Numerous attempts at reviving and ret-conning his origins and back-story only compounded the problem. Aquaman was not cool. Deep in the comic book consciousness there was a furtive mind at work. Geoff Johns, the man who re-lit Green Lantern’s lamp and taught Hawkman to fly again would bring new depths to the oceanic ruler. The hard part was not to approach the problem of Aquaman’s uncoolness in a direct way by making him edgy and violent but instead create a unique comic book that made readers look at the character in a new way.
In the first issue, Aquaman comes into dry land and thwarts a crime with the use of his massive trident. Proving his immense strength, he also braves wild gunfire and takes down the thugs with a solemn face. Even so, the cops on the spot can’t help but feel awkward around him.
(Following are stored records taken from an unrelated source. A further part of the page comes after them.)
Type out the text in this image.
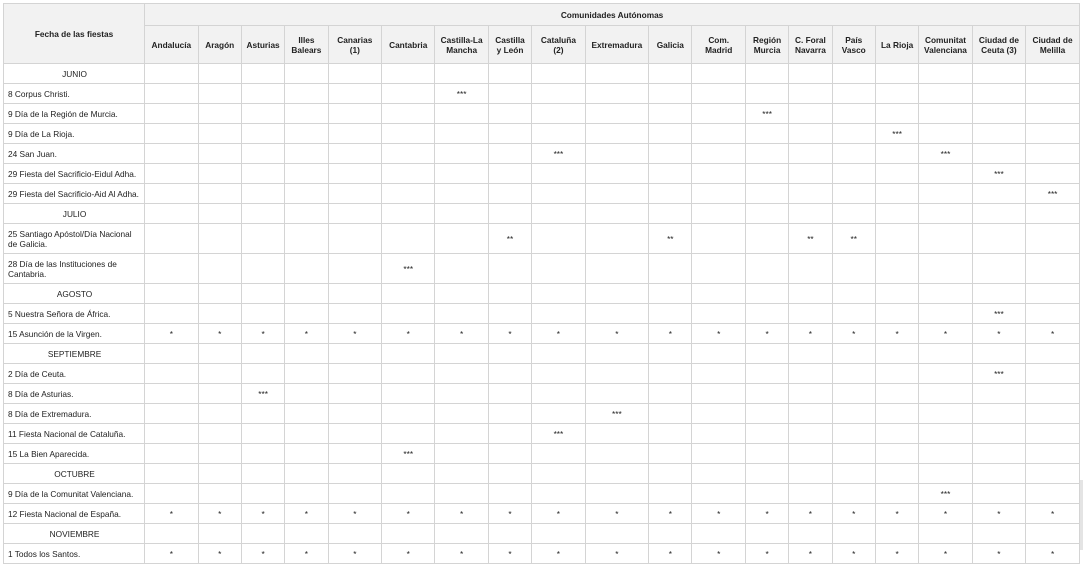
Fecha de las fiestas	Comunidades Autónomas																		
	Andalucía	Aragón	Asturias	Illes Balears	Canarias (1)	Cantabria	Castilla-La Mancha	Castilla y León	Cataluña (2)	Extremadura	Galicia	Com. Madrid	Región Murcia	C. Foral Navarra	País Vasco	La Rioja	Comunitat Valenciana	Ciudad de Ceuta (3)	Ciudad de Melilla
JUNIO																			
8 Corpus Christi.							***												
9 Día de la Región de Murcia.													***						
9 Día de La Rioja.																***			
24 San Juan.									***								***		
29 Fiesta del Sacrificio-Eidul Adha.																		***	
29 Fiesta del Sacrificio-Aid Al Adha.																			***
JULIO																			
25 Santiago Apóstol/Día Nacional de Galicia.								**			**			**	**				
28 Día de las Instituciones de Cantabria.						***													
AGOSTO																			
5 Nuestra Señora de África.																		***	
15 Asunción de la Virgen.	*	*	*	*	*	*	*	*	*	*	*	*	*	*	*	*	*	*	*
SEPTIEMBRE																			
2 Día de Ceuta.																		***	
8 Día de Asturias.			***																
8 Día de Extremadura.										***									
11 Fiesta Nacional de Cataluña.									***										
15 La Bien Aparecida.						***													
OCTUBRE																			
9 Día de la Comunitat Valenciana.																	***		
12 Fiesta Nacional de España.	*	*	*	*	*	*	*	*	*	*	*	*	*	*	*	*	*	*	*
NOVIEMBRE																			
1 Todos los Santos.	*	*	*	*	*	*	*	*	*	*	*	*	*	*	*	*	*	*	*
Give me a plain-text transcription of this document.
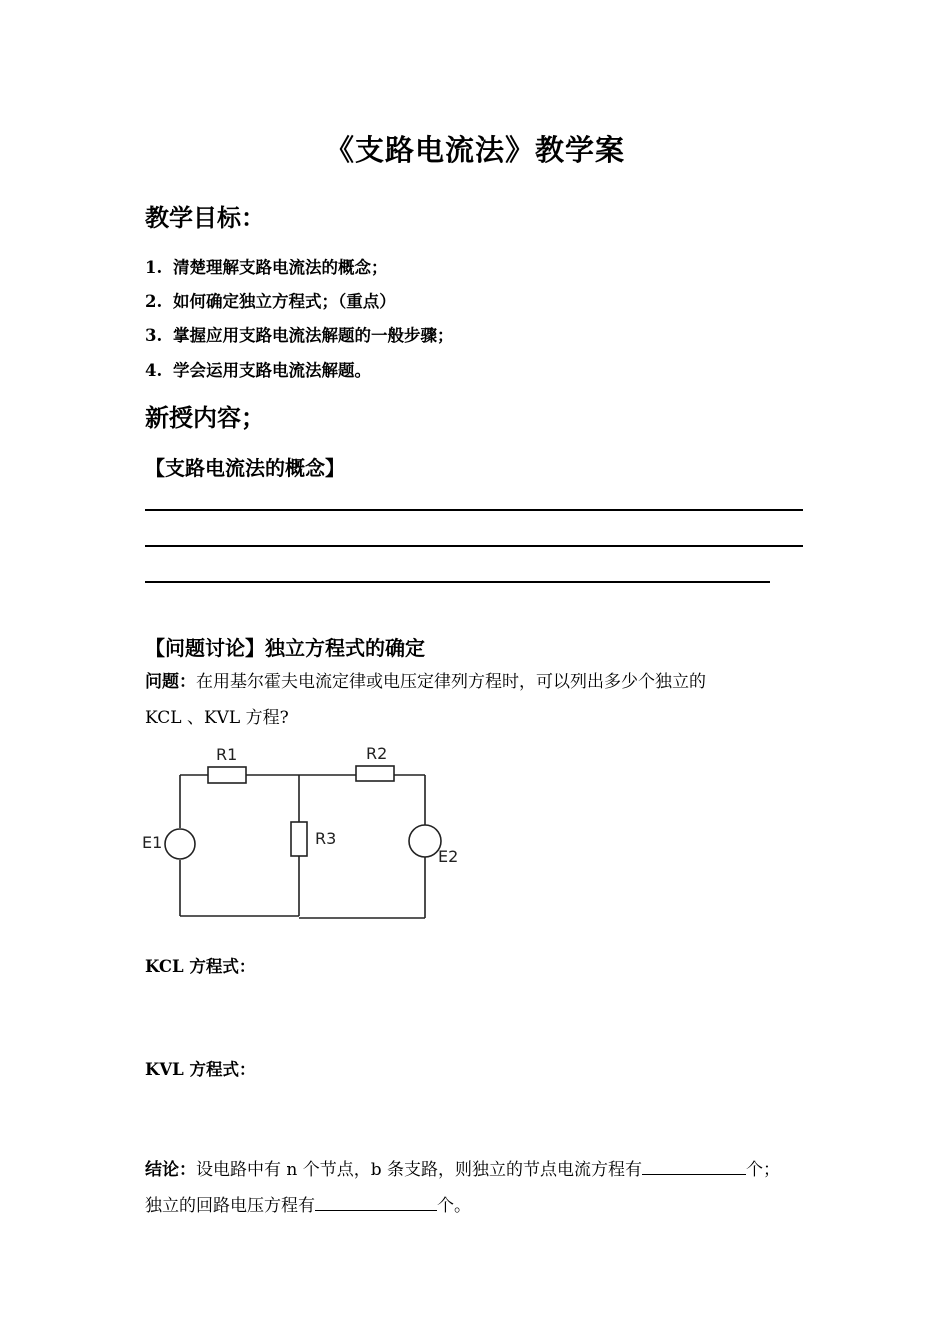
《支路电流法》教学案
教学目标：
1. 清楚理解支路电流法的概念；
2. 如何确定独立方程式；（重点）
3. 掌握应用支路电流法解题的一般步骤；
4. 学会运用支路电流法解题。
新授内容；
【支路电流法的概念】
【问题讨论】独立方程式的确定
问题：在用基尔霍夫电流定律或电压定律列方程时，可以列出多少个独立的
KCL 、KVL 方程?
R1	R2
R3
E1
E2
KCL 方程式：
KVL 方程式：
结论：设电路中有 n 个节点，b 条支路，则独立的节点电流方程有	个；
独立的回路电压方程有	个。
Does he need a drink of water? Is he drying up? No one is really sure how Aquaman’s abilities work or what he can do.
This continues to an unsuccessful lunch at a nearby seafood shack Aquaman had frequented with his dad as a young boy. An obnoxious blogger berates Aquaman with all sorts of stupid questions including how it must feel to be the most unpopular superhero. Disgruntled, Aquaman leaves… making the reader wonder if this series is a dry sort of sitcom instead of an action series. Outside, Aquaman and his wife Mera decide to renounce the throne of Atlantis and live among the land dwellers, taking up residence in the same lighthouse once owned by his father.
Meanwhile, strange creatures lurk beneath the waves, scenting food above.
The second issue sees Aquaman trying to introduce his wife Mera to his past life as a land dweller. Mera is charmed by the snapshots of ice skating and the like, but Aquaman is finding it difficult to connect to his human past as Arthur Curry. The reminiscence is cut short when a local policeman calls them to the docks where the unthinkable has taken place.
Right by the docks, people have been taken beneath the waves by the bizarre carnivorous creatures that scent food by spraying their targets with numbing venom. Aquaman and his bride give them a good fight but in the end it looks like Aquaman is up against a threat from the ocean that is alien to both humanity and himself… and he is powerless against it.
To be honest, I have mixed feelings about the new Aquaman series. I collected the previous run (where oh where are those collected editions?) and really enjoyed it despite the bizarre twists and turns that it took. I was gearing myself up for a soul-searching mini-series ala Flash: Rebirth or Green Lantern: Rebirth and frankly I’m happy that’s not what we have here. The series is still holding its cards close to its chest on where it will take Aquaman, but it is clear that this is a new path, one that does not involve the regal palaces of Atlantis and instead will chart a new path.
The artwork by Ivan Reiss is outstanding. Along with the Flash and Batwoman, this is possibly the most beautiful of DC’s new 52 books. The action is still slow coming and the plot seems to be taking its time getting started but I have high hopes that given time this could be an interesting take on Aquaman that should attract new readers.
Aquaman #1 has sold out in comic shops but can be purchased in second print and downloaded at ComiXology for your iPhone or Walkman or whatever you kids use these days.